Monday, February 8, 2010

Week 6. "The Field" 18"x24" oil on canvas

Often, I find that the most difficult thing about a painting is not what to put in, but what to leave out. With every piece I do I am always attempting to make it as universal as possible, meaning I'd like every human, from every part of the earth and of every age to be able to relate to the painting in some way. One of the techniques that I use to achieve this "universality" is to imply objects, people or places, but not to portray them in perfect detail (this also helps me to control what the viewer will focus on most and also, often, to create a sense of movement).

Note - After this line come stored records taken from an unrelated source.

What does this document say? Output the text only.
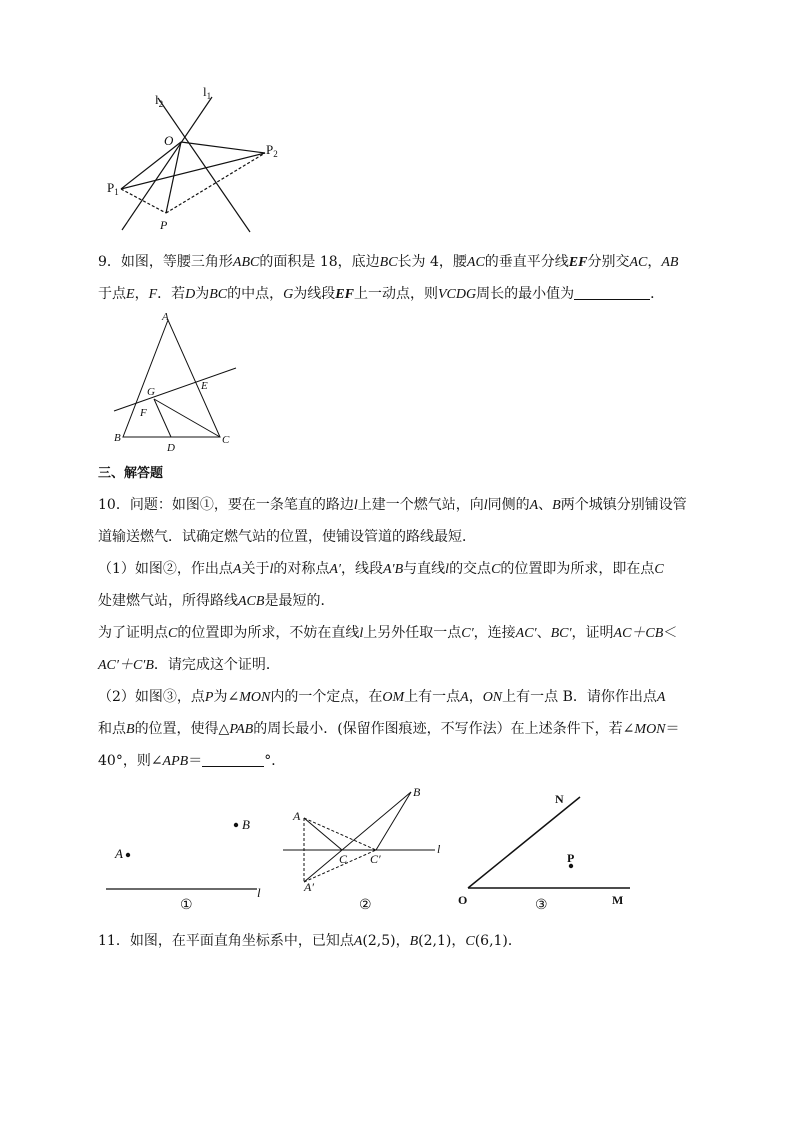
$l_2$
$l_1$
O
$P_2$
$P_1$
P
9．如图，等腰三角形ABC的面积是 18，底边BC长为 4，腰AC的垂直平分线EF分别交AC，AB
于点E，F．若D为BC的中点，G为线段EF上一动点，则VCDG周长的最小值为	．
A
B	C
D
E
F
G
三、解答题
10．问题：如图①，要在一条笔直的路边l上建一个燃气站，向l同侧的A、B两个城镇分别铺设管
道输送燃气．试确定燃气站的位置，使铺设管道的路线最短．
（1）如图②，作出点A关于l的对称点A′，线段A′B与直线l的交点C的位置即为所求，即在点C
处建燃气站，所得路线ACB是最短的．
为了证明点C的位置即为所求，不妨在直线l上另外任取一点C′，连接AC′、BC′，证明AC＋CB＜
AC′＋C′B．请完成这个证明．
（2）如图③，点P为∠MON内的一个定点，在OM上有一点A，ON上有一点 B．请你作出点A
和点B的位置，使得△PAB的周长最小．(保留作图痕迹，不写作法）在上述条件下，若∠MON＝
40°，则∠APB＝	°．
A
B
l
①
A
B
A′
C C′
l
②
N
P
O	M
③
11．如图，在平面直角坐标系中，已知点A(2,5)，B(2,1)，C(6,1)．
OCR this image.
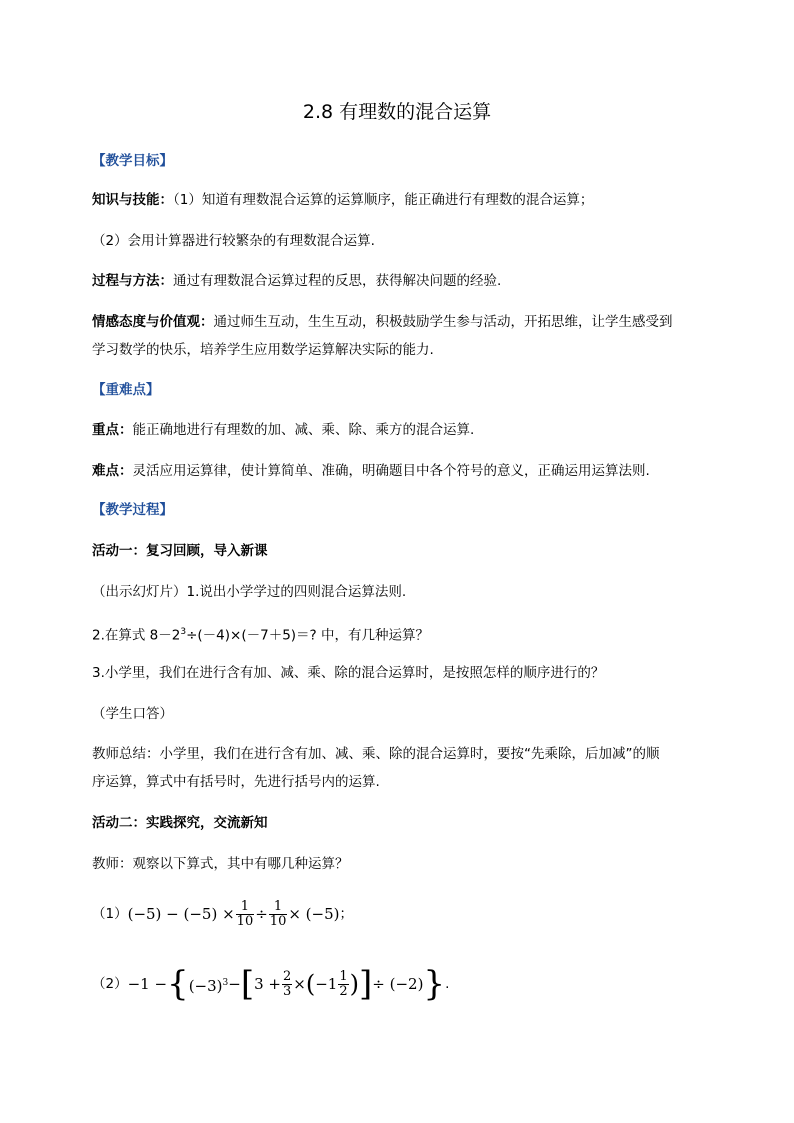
2.8 有理数的混合运算
【教学目标】
知识与技能：（1）知道有理数混合运算的运算顺序，能正确进行有理数的混合运算；
（2）会用计算器进行较繁杂的有理数混合运算.
过程与方法：通过有理数混合运算过程的反思，获得解决问题的经验.
情感态度与价值观：通过师生互动，生生互动，积极鼓励学生参与活动，开拓思维，让学生感受到
学习数学的快乐，培养学生应用数学运算解决实际的能力.
【重难点】
重点：能正确地进行有理数的加、减、乘、除、乘方的混合运算.
难点：灵活应用运算律，使计算简单、准确，明确题目中各个符号的意义，正确运用运算法则.
【教学过程】
活动一：复习回顾，导入新课
（出示幻灯片）1.说出小学学过的四则混合运算法则.
2.在算式 $8-2^3\div(-4)\times(-7+5)=$? 中，有几种运算？
3.小学里，我们在进行含有加、减、乘、除的混合运算时，是按照怎样的顺序进行的？
（学生口答）
教师总结：小学里，我们在进行含有加、减、乘、除的混合运算时，要按“先乘除，后加减”的顺
序运算，算式中有括号时，先进行括号内的运算.
活动二：实践探究，交流新知
教师：观察以下算式，其中有哪几种运算？
（1） $(-5) - (-5) \times \frac{1}{10} \div \frac{1}{10} \times (-5)$ ；
（2） −1 − { $(-3)^3$ − [ $3 + \frac{2}{3}$ × ( $-1 \frac{1}{2}$ ) ] ÷ (−2) } .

Although the face in this piece is in detail, the world in which she inhabits could be anywhere at all; the flowers could be any flowers and the birds could be practically any type. What I'm doing here is asking the viewer to interact with the piece, to use his or her imagination to fill in the blanks. The piece does not tell you that those are roses behind her, but if you have a fondness for roses then that's what they will be. To someone else they may be wildflowers, or tulips, or carnations, or... So, even though the subject is specific, the field could be almost anywhere, it's an archetype, universal.
This is the second and final installment of the "Subject... My Wife" diptych. See Week 4 for the first part, "The Red Room".

Monday, February 1, 2010

Week 5. "Generations" 36"x48" oil on canvas

One of the things I hope to accomplish this year, while I push myself to finish a painting a week, is to create a series of work using "Icon of Nature, Part II" (see week 1 in this blog) as a starting point. This idea was foremost in my thought as I sought out what to paint for this week. What happened was that this image, almost fully fledged, appeared in my mind's eye and more or less demanded to be let out. I sketched it out and then turned it into a painting. There are some things that are similar to "Icon...partII" and some very real differences. The palette and the technique are the same. However, the figure in "Icon..." is practically godlike. She is of human dimensions and larger than life. She is serene in the midst of the cycles of life swirling around her. Here, however, the figures are very human. They are frail, small and subject to the passage of time. The earth around them seems to have become an ocean none too peaceful, but they seem to be on solid ground for the moment. Rain is coming soon or has just passed. Still, theirs' is a beautiful world. There is sunshine. Whatever may be in their past or in their future, they are able to enjoy the now. Shall they squirrel away their nuts or try for the light?